It’s time to have a serious chat with TC about his future plans. I joke around, have my funny little blog postings, ha ha. But make no f*cking mistake, I’ve got good sense of where I am and where I’m going. So all BS aside, let me tell you my exact geoposition in life.
I’m almost 49 years old. It’s either old or young depending on what end of the telescope you look thru. But I ain’t 25 and me chasing 20-somethings, while interesting as a bar room game, isn’t a main event. I’m a relationship person, looking to settle into a relationship, live with someone, get on with life, other things to do. So whatever your age, if you’re screwing around with me, best beware of the game afoot. I have no business being at JRs or Town or any other gay bar for that matter. The right person will likely drop a can of peas in front of me at the grocery check out line. I’m comfortable to wait. I will move when appropriate.
I made $0 in 2009. I figured I had enough of corporate BS, knew pretty much all I was gonna know about starting a business and resolved that in the future all good ideas I would keep for myself. It was time to do something on my own. I started a company, an idea really, a paragraph of words, a PowerPoint chat and I managed to get a group of guys to invest their time on my idea to build it. I also managed to get some investment dollars, though in this economy I might as well have been out selling the plague. Whether you think it’s a good idea or a bad idea, who cares, it’s my idea, get your own.
My dear wife has hung on, she’s cut spending, but two over grown teenagers, an older house and sheer life in general has a flaming burning cash around the clock. Couple in my own apartment and the little meter just spins wildly. The good news, I saved throughout my life, lived a lot cheaper than what I earned and made some smart investments along the way. But make no mistake, I’d rather spend other people’s money. 2010 – this airplane has to lift off the runway or Daddy is gonna have to make some choices.
27 this year. I’ve pretty much been taking care of him for the last 2 years and the year before that he managed to simply wander about doing random things, living hand to mouth. TC is one of those types that you just want to take care of. The baby of the family, you instantly love and want to protect him from the big bad world. He’s got a lot of hopes and dreams yet little by way of real ambition to accomplish them. The path from A to B is never quite clear to him.
Not that he lacks passion or talent. He’s just a hopeless romantic with a healthy dollop of laziness. He’s low maintenance and with the exception of travel, needs relatively little to keep him happy. He’s not a materialistic person either and makes no demands on me. He does run the real risk of never finding his groove and then you’ll find him as clerk in some vintage record store telling stories about his youthful adventures.
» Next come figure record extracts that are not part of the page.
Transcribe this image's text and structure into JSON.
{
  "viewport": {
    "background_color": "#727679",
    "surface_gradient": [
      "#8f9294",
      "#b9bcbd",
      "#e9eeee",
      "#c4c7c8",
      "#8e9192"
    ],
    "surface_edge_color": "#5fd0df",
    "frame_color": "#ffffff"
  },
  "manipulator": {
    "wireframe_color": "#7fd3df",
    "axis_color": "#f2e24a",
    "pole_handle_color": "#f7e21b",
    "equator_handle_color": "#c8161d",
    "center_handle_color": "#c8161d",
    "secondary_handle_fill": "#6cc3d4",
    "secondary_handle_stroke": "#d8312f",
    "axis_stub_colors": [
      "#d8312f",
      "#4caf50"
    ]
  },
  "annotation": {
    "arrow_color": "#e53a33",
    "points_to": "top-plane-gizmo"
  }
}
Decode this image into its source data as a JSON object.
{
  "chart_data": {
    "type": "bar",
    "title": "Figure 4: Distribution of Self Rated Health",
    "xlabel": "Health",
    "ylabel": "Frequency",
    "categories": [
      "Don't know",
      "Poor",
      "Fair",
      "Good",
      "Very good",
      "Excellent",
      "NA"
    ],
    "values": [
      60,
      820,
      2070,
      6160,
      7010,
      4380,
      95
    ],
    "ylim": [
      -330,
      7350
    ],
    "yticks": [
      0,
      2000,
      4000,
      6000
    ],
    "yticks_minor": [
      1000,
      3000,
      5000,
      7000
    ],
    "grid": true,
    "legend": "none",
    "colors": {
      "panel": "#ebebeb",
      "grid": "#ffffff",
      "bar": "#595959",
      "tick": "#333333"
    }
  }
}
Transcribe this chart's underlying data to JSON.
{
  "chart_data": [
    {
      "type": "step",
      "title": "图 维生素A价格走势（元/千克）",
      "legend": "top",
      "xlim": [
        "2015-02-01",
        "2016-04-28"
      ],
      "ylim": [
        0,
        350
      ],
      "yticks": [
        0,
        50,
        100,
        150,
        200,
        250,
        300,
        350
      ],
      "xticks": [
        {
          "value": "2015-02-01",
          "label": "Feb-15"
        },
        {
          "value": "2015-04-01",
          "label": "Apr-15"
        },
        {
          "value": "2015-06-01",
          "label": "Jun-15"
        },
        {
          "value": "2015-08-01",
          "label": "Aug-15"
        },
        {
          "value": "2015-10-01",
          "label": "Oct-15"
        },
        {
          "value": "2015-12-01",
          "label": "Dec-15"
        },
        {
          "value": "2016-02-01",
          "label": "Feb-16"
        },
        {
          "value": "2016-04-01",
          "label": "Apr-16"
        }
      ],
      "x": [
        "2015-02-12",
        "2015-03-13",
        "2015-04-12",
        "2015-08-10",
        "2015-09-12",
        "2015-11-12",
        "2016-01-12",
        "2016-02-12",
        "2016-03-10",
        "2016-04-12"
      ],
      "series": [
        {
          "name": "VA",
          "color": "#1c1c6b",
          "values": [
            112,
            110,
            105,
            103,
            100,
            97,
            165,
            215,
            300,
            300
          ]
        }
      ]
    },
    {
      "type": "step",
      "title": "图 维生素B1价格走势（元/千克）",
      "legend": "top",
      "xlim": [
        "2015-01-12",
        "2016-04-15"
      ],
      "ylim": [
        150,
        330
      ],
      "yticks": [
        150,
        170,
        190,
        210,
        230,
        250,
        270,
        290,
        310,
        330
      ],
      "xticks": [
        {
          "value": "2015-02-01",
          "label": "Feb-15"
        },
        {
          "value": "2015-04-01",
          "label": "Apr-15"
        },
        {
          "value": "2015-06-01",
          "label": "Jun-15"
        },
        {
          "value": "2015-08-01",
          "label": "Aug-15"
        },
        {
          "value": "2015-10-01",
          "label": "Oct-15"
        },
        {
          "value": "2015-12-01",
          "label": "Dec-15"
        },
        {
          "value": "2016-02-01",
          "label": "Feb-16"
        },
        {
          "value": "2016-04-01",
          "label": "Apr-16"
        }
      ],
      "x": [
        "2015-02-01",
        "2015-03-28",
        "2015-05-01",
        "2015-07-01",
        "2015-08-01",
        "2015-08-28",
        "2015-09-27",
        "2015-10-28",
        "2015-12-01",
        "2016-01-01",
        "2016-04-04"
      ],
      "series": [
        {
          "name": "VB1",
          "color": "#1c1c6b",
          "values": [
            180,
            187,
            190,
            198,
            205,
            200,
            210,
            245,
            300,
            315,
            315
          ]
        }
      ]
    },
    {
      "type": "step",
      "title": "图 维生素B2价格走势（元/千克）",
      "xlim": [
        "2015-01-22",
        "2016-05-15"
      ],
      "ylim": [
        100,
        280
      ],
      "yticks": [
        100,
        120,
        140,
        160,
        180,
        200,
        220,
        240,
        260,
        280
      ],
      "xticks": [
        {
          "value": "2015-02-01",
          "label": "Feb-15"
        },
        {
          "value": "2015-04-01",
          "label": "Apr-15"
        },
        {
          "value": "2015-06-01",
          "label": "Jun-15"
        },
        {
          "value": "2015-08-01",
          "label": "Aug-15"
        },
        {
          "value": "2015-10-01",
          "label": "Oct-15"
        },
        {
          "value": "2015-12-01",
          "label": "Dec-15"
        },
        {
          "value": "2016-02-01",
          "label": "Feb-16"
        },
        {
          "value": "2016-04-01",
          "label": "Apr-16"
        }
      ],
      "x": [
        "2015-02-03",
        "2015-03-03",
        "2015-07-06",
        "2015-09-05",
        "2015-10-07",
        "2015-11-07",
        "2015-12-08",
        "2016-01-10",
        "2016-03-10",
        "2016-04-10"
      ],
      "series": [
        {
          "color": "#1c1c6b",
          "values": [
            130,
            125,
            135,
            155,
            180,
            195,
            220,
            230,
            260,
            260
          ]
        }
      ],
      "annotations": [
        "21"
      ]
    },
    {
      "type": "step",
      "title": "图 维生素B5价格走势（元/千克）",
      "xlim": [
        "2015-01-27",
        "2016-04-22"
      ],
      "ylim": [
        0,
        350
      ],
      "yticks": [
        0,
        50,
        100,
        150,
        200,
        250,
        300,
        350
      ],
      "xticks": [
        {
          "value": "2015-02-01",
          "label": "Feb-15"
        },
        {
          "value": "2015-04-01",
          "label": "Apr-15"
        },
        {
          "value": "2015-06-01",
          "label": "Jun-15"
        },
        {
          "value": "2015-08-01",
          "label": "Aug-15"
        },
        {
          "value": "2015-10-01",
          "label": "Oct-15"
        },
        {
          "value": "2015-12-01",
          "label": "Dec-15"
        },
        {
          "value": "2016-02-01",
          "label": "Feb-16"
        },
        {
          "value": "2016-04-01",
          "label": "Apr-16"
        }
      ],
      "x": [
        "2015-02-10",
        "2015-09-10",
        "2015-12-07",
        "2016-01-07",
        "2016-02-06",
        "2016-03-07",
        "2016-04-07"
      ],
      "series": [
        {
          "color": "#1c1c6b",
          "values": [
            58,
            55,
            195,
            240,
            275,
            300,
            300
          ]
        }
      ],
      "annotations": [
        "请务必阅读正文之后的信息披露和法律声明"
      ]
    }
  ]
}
But he’s only 26 for the moment and plenty of 26 year olds roam the earth clueless about their direction. So he has more time on the clock to figure himself out before judgment will ultimately be rendered.
He’s been my anchor for the last 2 years, a companion, my best friend and caregiver. He’s an older soul than his age allows. He tends to the emotional things I often paid little heed to. He’s made the house a home. He worries about how I dress or look when I for the most part, could care less. He watches my blind side to things I overlook and cajoles me to do the things I ought to do. He’s got my number, I rarely get away with anything. There is a very strong bound between us, an implicit trust that has developed and while we squabble like chickens in a hen house, we’re family and we roost together. It will be a dark day without him in my life. BTW I can criticize him all I want, you, on the other hand, are not allowed to, it’s a family affair.
TC needs to figure himself out before his clock runs out. I need to focus on business and that allows little time for roaming the earth or tending a high maintenance relationship.
But life is about relationships. Some of the most unhappy people I know are quite successful. They found late in life that they’d focused on the wrong things and sadly there is no turning back the clock. Gay relationships are especially difficult. Difficult to find, to get and to hold on to. It would seem one is constantly stretching to reach the gold ring, which is always just out of grasp.